The event was the largest gathering to be held in the cemetery for more than 100 years.
March 31, 2025 14:27Betsy Durlacher was a pioneering career woman more than 200 years ago. She worked in the fashionable Georgian spa town of Bath, alongside her husband as a dentist and chiropodist and advertised that she “tended to the ladies only”.
Betsy died in 1818 and was one of the first to be buried in the town’s Jewish burial grounds. This weekend, she was remembered by her great-great-great-grandson, the documentary maker Chris Durlacher, at a ceremony at the graveyard - the largest gathering held there since the funeral of Rabbi Nathan Jacobs in 1890.
Rabbi Monique Mayer from the Bristol and West Progressive Jewish Congregation led the ceremony for the dedication of a memorial stone commemorating 36 adults and children, known to be buried there either without headstones or with headstones which are now not able to be identified - including Betsy. Relatives of Solomon Freedman and Mordecai Rosenberg, whose names are inscribed on the memorial stone, also shared stories about their relatives.

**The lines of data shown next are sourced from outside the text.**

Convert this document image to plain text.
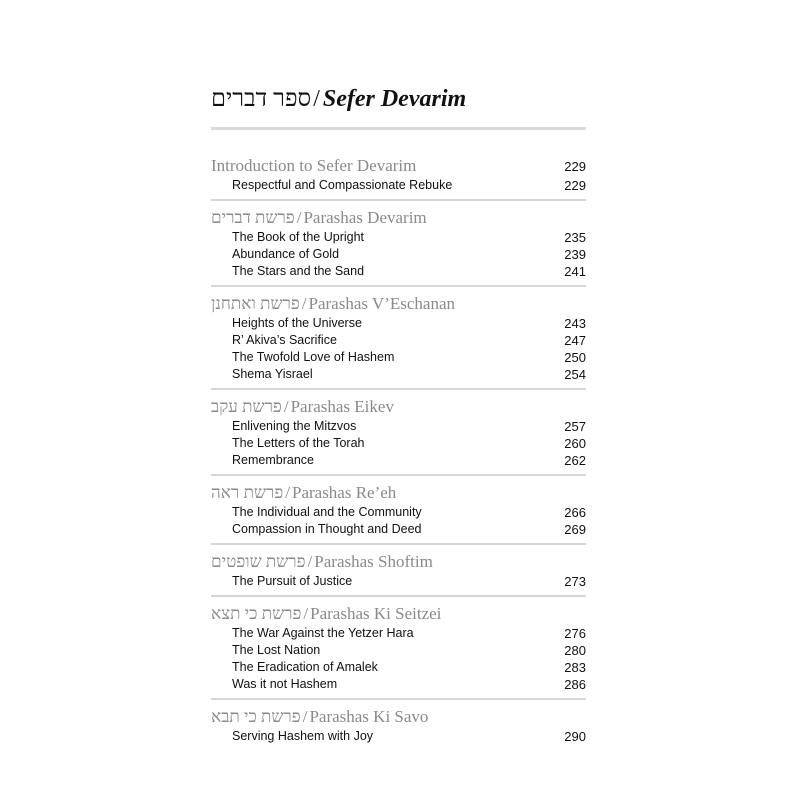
ספר דברים/ Sefer Devarim
Introduction to Sefer Devarim	229
Respectful and Compassionate Rebuke	229
פרשת דברים / Parashas Devarim
The Book of the Upright	235
Abundance of Gold	239
The Stars and the Sand	241
פרשת ואתחנן / Parashas V’Eschanan
Heights of the Universe	243
R’ Akiva’s Sacrifice	247
The Twofold Love of Hashem	250
Shema Yisrael	254
פרשת עקב / Parashas Eikev
Enlivening the Mitzvos	257
The Letters of the Torah	260
Remembrance	262
פרשת ראה / Parashas Re’eh
The Individual and the Community	266
Compassion in Thought and Deed	269
פרשת שופטים / Parashas Shoftim
The Pursuit of Justice	273
פרשת כי תצא / Parashas Ki Seitzei
The War Against the Yetzer Hara	276
The Lost Nation	280
The Eradication of Amalek	283
Was it not Hashem	286
פרשת כי תבא / Parashas Ki Savo
Serving Hashem with Joy	290
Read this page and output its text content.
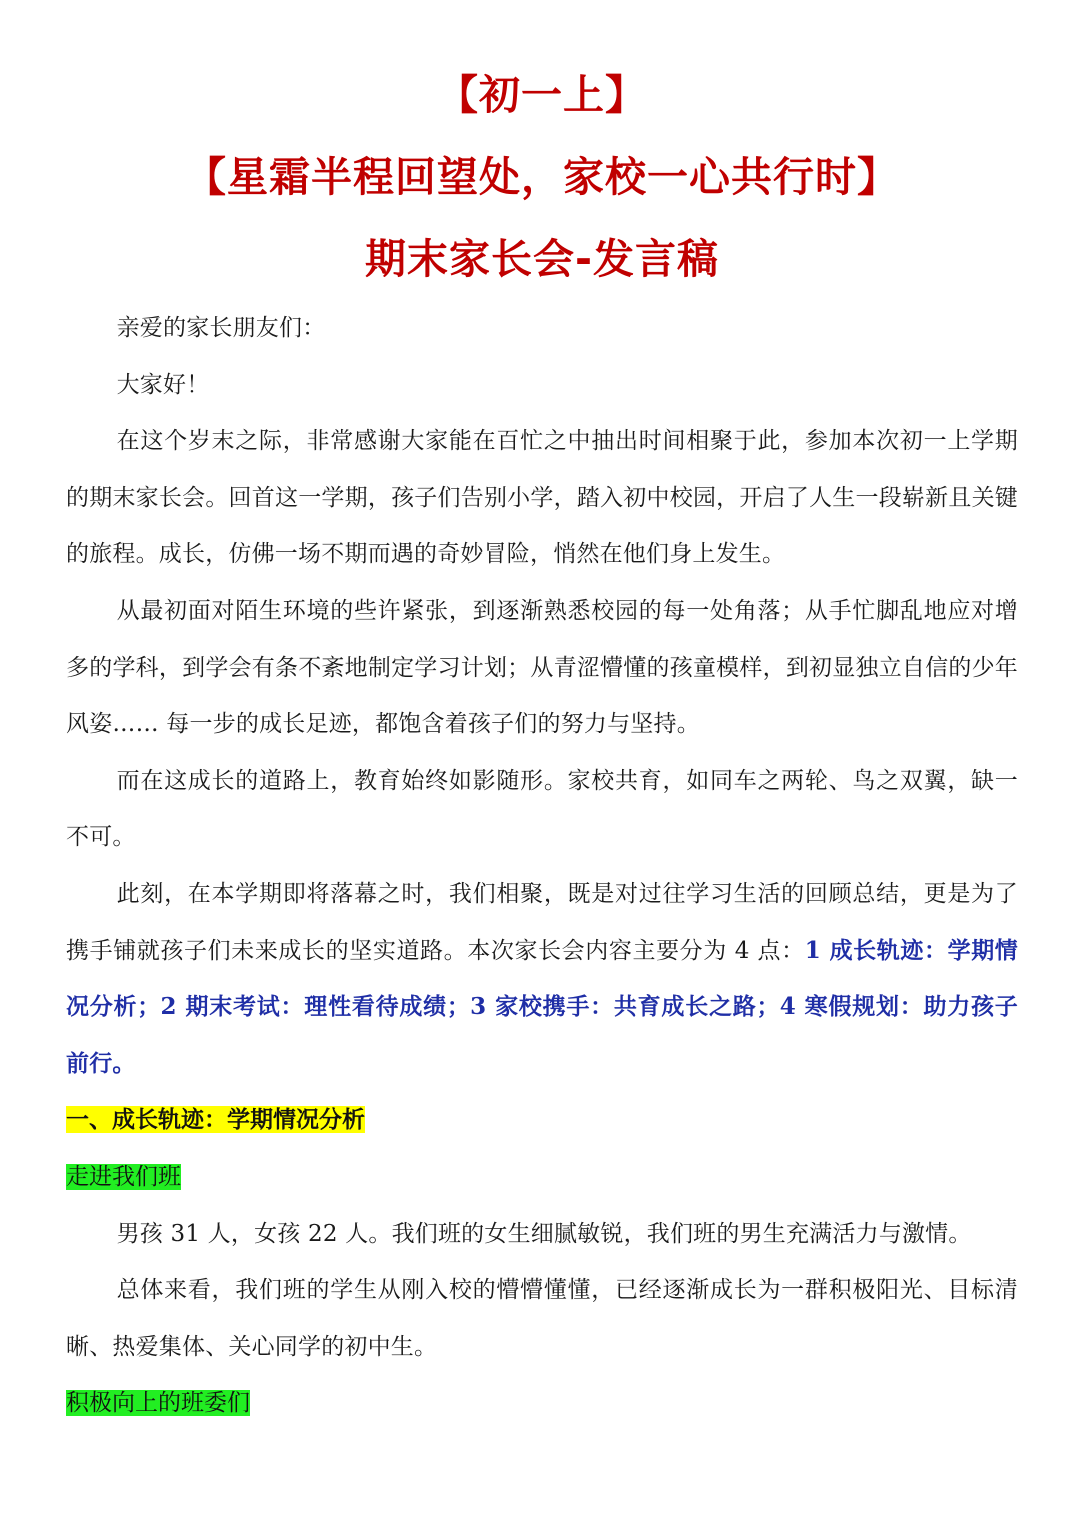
【初一上】
【星霜半程回望处，家校一心共行时】
期末家长会-发言稿

亲爱的家长朋友们：

大家好！

在这个岁末之际，非常感谢大家能在百忙之中抽出时间相聚于此，参加本次初一上学期的期末家长会。回首这一学期，孩子们告别小学，踏入初中校园，开启了人生一段崭新且关键的旅程。成长，仿佛一场不期而遇的奇妙冒险，悄然在他们身上发生。

从最初面对陌生环境的些许紧张，到逐渐熟悉校园的每一处角落；从手忙脚乱地应对增多的学科，到学会有条不紊地制定学习计划；从青涩懵懂的孩童模样，到初显独立自信的少年风姿…… 每一步的成长足迹，都饱含着孩子们的努力与坚持。

而在这成长的道路上，教育始终如影随形。家校共育，如同车之两轮、鸟之双翼，缺一不可。

此刻，在本学期即将落幕之时，我们相聚，既是对过往学习生活的回顾总结，更是为了携手铺就孩子们未来成长的坚实道路。本次家长会内容主要分为 4 点：1 成长轨迹：学期情况分析；2 期末考试：理性看待成绩；3 家校携手：共育成长之路；4 寒假规划：助力孩子前行。

一、成长轨迹：学期情况分析

走进我们班

男孩 31 人，女孩 22 人。我们班的女生细腻敏锐，我们班的男生充满活力与激情。

总体来看，我们班的学生从刚入校的懵懵懂懂，已经逐渐成长为一群积极阳光、目标清晰、热爱集体、关心同学的初中生。

积极向上的班委们
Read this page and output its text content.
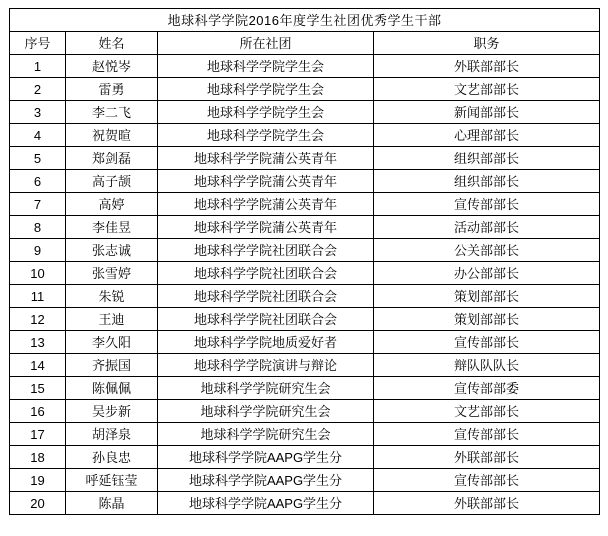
地球科学学院2016年度学生社团优秀学生干部			
序号	姓名	所在社团	职务
1	赵悦岑	地球科学学院学生会	外联部部长
2	雷勇	地球科学学院学生会	文艺部部长
3	李二飞	地球科学学院学生会	新闻部部长
4	祝贺暄	地球科学学院学生会	心理部部长
5	郑剑磊	地球科学学院蒲公英青年	组织部部长
6	高子颉	地球科学学院蒲公英青年	组织部部长
7	高婷	地球科学学院蒲公英青年	宣传部部长
8	李佳昱	地球科学学院蒲公英青年	活动部部长
9	张志诚	地球科学学院社团联合会	公关部部长
10	张雪婷	地球科学学院社团联合会	办公部部长
11	朱锐	地球科学学院社团联合会	策划部部长
12	王迪	地球科学学院社团联合会	策划部部长
13	李久阳	地球科学学院地质爱好者	宣传部部长
14	齐振国	地球科学学院演讲与辩论	辩队队队长
15	陈佩佩	地球科学学院研究生会	宣传部部委
16	吴步新	地球科学学院研究生会	文艺部部长
17	胡泽泉	地球科学学院研究生会	宣传部部长
18	孙良忠	地球科学学院AAPG学生分	外联部部长
19	呼延钰莹	地球科学学院AAPG学生分	宣传部部长
20	陈晶	地球科学学院AAPG学生分	外联部部长
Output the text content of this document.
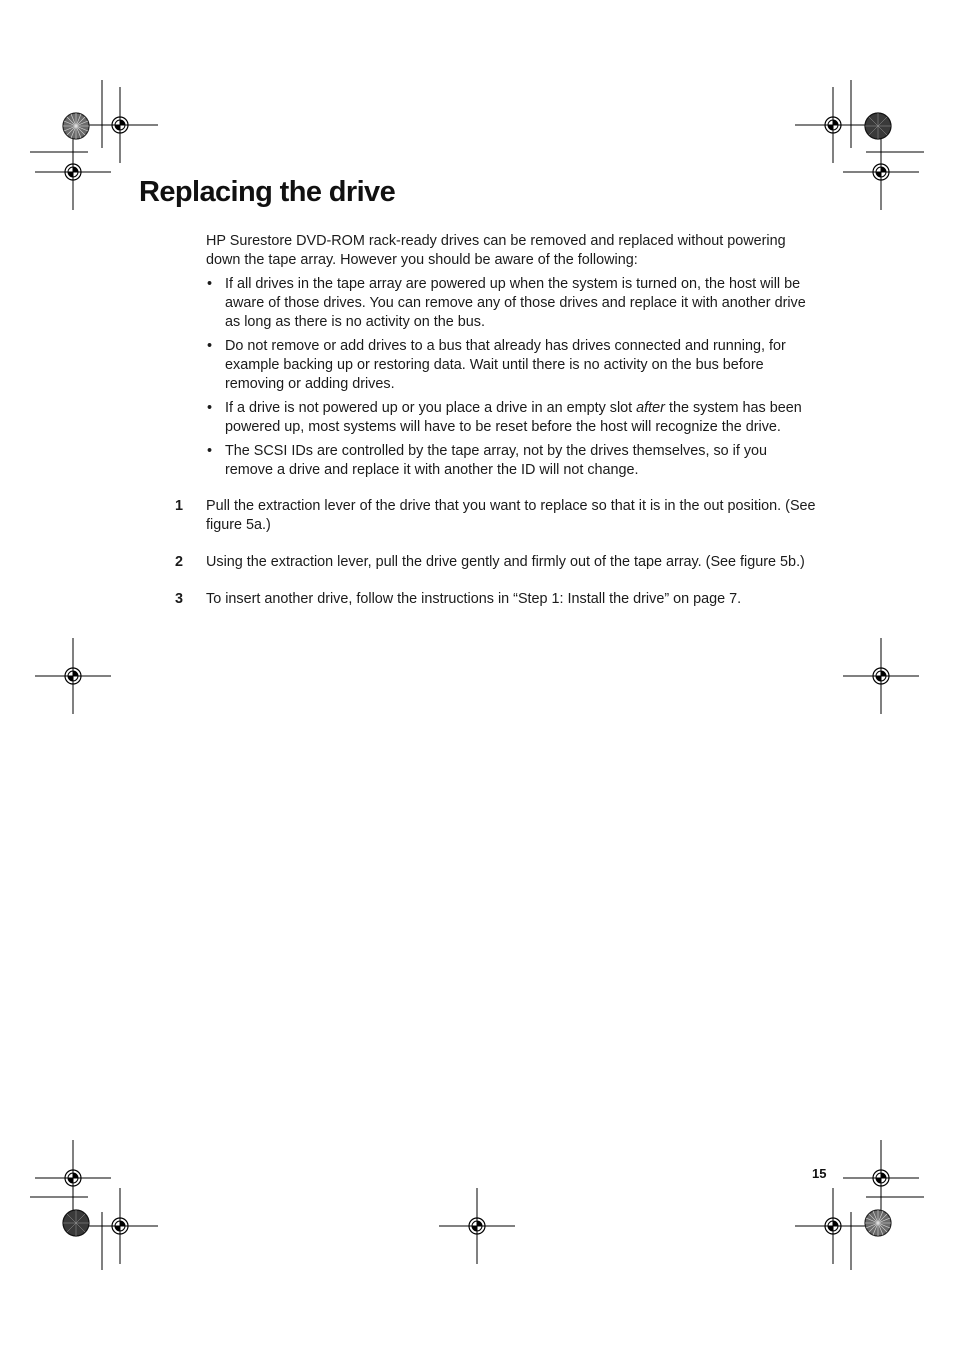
Replacing the drive

HP Surestore DVD-ROM rack-ready drives can be removed and replaced without powering down the tape array. However you should be aware of the following:

• If all drives in the tape array are powered up when the system is turned on, the host will be aware of those drives. You can remove any of those drives and replace it with another drive as long as there is no activity on the bus.
• Do not remove or add drives to a bus that already has drives connected and running, for example backing up or restoring data. Wait until there is no activity on the bus before removing or adding drives.
• If a drive is not powered up or you place a drive in an empty slot after the system has been powered up, most systems will have to be reset before the host will recognize the drive.
• The SCSI IDs are controlled by the tape array, not by the drives themselves, so if you remove a drive and replace it with another the ID will not change.
1 Pull the extraction lever of the drive that you want to replace so that it is in the out position. (See figure 5a.)
2 Using the extraction lever, pull the drive gently and firmly out of the tape array. (See figure 5b.)
3 To insert another drive, follow the instructions in “Step 1: Install the drive” on page 7.
15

Rabbi Nathan Jacobs and his wife Hannah, Solomon Wolf and his wife Phoebe, who are all buried in the cemetery, were also remembered by descendants, as was Kitty Bloor, whose memorial stone was installed two years ago by her son, Gordon.
The Burial Ground was used from 1812, and the last interment is believed to have been in 1941. Today, it is the only remaining physical site of the city’s Jewish heritage, as the synagogue was demolished in the 1960s. On Sunday, the sun shone on beautifully tended graves, as more than 40 people, Jewish and non-Jewish, joined in with memorial prayers and heard the rabbi read the list of 36 names.
The event was the culmination of four years of research by Christina Hilsenrath, who has written a book, The Jews of Bath, documenting the lives of the small community of watchmakers, silversmiths, tailors, doctors and shopkeepers, who lived and worked in the spa town in the 18th and 19th century. She is on the committee of the Friends of the Burial Ground, who have worked since the 1980s to painstakingly restore the graveyard which was derelict and overgrown.
She embarked on the project after tracing the history of her mother’s family. Klara Ida Hilsenrath came to England in 1939 aged 13 on the Kindertransport. “She was terrified of being Jewish, because if you were Jewish you would get murdered,” she recalled.
“For those of us whose family were killed in the Holocaust, we have nowhere to go, there are often no graves or plaques. But here there are graves that we can care for, and do something to remember the Jewish heritage of this area.”